The effects of heightened inflation are being felt by contractors in North America, although use of technology aligns with improved project certainty, reports construction capital project management software developer InEight in its third annual Global Capital Projects Outlook report.
The report draws insights from research conducted with 300 of the world’s largest capital project owners and contractor construction professionals across North America, Europe and APAC. Eighty per cent of respondents in North America report experiencing inflationary pressure on employee and contractor pay, while a further 80 per cent cite experiencing cost inflation in the supply chain. The impacts of inflation are evident across scope, cost, schedule, collaboration and workmanship, with delays in the supply chain also having an effect.
The construction industry continues to face challenges around effectively leveraging project funding, say the report authors, who point out that North America is falling behind its peers when it comes to project certainty. Only 42 per cent of North American projects stayed on time and 38 per cent within budget, compared to 47 per cent and 45 per cent globally.
Several findings in the report point to a somewhat slower uptake of digital technologies in North America compared to their global peers. For example, North America is the only region where non-standardized systems and processes that create inefficiencies are still among the three biggest barriers to project certainty (51 per cent versus a global average of 46 per cent). Similarly, industry benchmarks and historic project data are only being used to improve project certainty 45 per cent of the time in North America, trailing the global average of 47 per cent and 48 per cent, respectively.
“Although inflationary pressures are beginning to moderate, the last couple of years have shown how essential it is for all stakeholders to work together to identify and mitigate risks at an early stage,” stated Jake Macholtz, CEO of InEight. “Technology plays a leading role in this, helping to retire the old ways of rigid risk allocations, roles and responsibilities towards better stakeholder communication, connected data and informed decision making.”
The North American construction organizations that are using connected data say they can more astutely identify risk and balance the tradeoffs between scope, cost, and schedule. Forty-six per cent of respondents say it improves risk management, while a third say it reduces cost overruns, leads to fewer scope changes and schedule overruns. It also has a markedly positive impact on employee productivity, according to 47 per cent of respondents.

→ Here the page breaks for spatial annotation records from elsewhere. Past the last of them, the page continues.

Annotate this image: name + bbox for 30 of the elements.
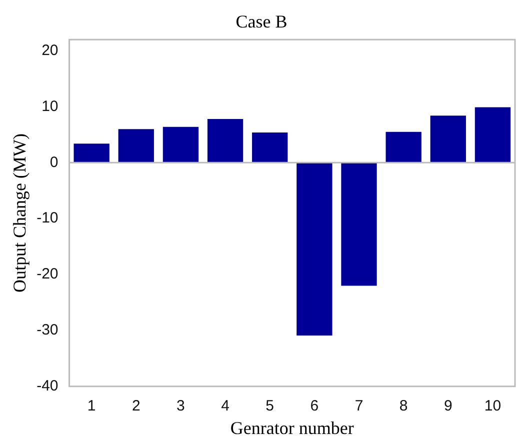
x-tick-label: 9 [444, 398, 452, 415]
x-tick-label: 10 [484, 398, 502, 415]
y-tick-label: -40 [36, 378, 58, 395]
x-tick-label: 5 [266, 398, 274, 415]
bar [74, 144, 110, 163]
x-tick-label: 6 [310, 398, 319, 415]
bar [296, 162, 332, 336]
x-tick-label: 4 [221, 398, 230, 415]
bar [430, 116, 466, 163]
bar [207, 119, 244, 163]
y-tick-label: 0 [50, 154, 58, 171]
bar [162, 126, 199, 163]
bar [252, 132, 288, 163]
y-tick-label: -10 [36, 210, 58, 227]
y-tick-label: -20 [36, 266, 58, 283]
x-tick-label: 7 [354, 398, 364, 415]
y-axis-title: Output Change (MW) [10, 134, 30, 292]
y-tick-label: 10 [42, 98, 58, 115]
x-tick-label: 3 [176, 398, 185, 415]
x-tick-label: 2 [132, 398, 140, 415]
y-tick-label: -30 [36, 322, 58, 339]
y-tick-label: 20 [42, 42, 58, 59]
bar [474, 107, 511, 163]
bar [118, 129, 154, 163]
x-tick-label: 8 [399, 398, 408, 415]
x-axis-title: Genrator number [230, 418, 354, 438]
bar [386, 132, 422, 163]
bar [341, 162, 377, 286]
chart-title: Case B [236, 12, 288, 32]
x-tick-label: 1 [87, 398, 96, 415]
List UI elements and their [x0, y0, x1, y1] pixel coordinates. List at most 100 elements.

Construction organizations who complete projects within schedule over 80 per cent of the time are the most likely to use industry benchmarks (66 per cent) and historic project data (69 per cent). Conversely, those who run over budget or over schedule 80 per cent of the time were the least likely to use them.
“Those organizations that have remained committed to achieving technology sophistication are reaping the benefits, both for themselves and their clients and the results set out a strong case for all construction organizations to follow suit,” adds Macholtz.
Globally, the use of connected data varies by company size with those with the fewest capital projects most likely to report using industry benchmarks (52 per cent) and historic project data (51 per cent) while the largest portfolios are the least likely (43 per cent for benchmarks, 46 per cent for historic project data), possibly due to the greater complexity of integrating new technology software and managing greater volumes of data.
Many respondents say their organizations are using technology to understand and engage with the big picture operating environment. Globally, the use of project management or project controls software is most popular (58 per cent), while many organizations also use artificial intelligence and machine learning (50 per cent), risk-adjusted project planning software (47 per cent) and connected worksite communication (47 per cent).
“Only once we understand how the big picture impacts the fine details of a project, and how those fine details all interact with each other, can we fully optimize project decision making to drive predictable project outcomes and support long-term growth,” explained InEight’s CEO.
Despite a challenging operating environment, optimism has remained high for a third year in a row with digital technologies, economic growth/recovery, and data collection, analytics and insights identified as key areas of growth. Construction and capital project spending levels continue to trend upwards, with 83 per cent in North America reporting an increase, slightly trailing the global average at 86 per cent.
This positivity is somewhat tempered by a significant rise in concerns over labour challenges. Concerns over staff and skills shortages were identified as a risk to growth by 40 per cent. Yet, even with an intensifying skills shortage, along with disruption caused by cost inflation and supply chain delays, industry confidence remains high this year, with 93 per cent feeling somewhat or very resilient.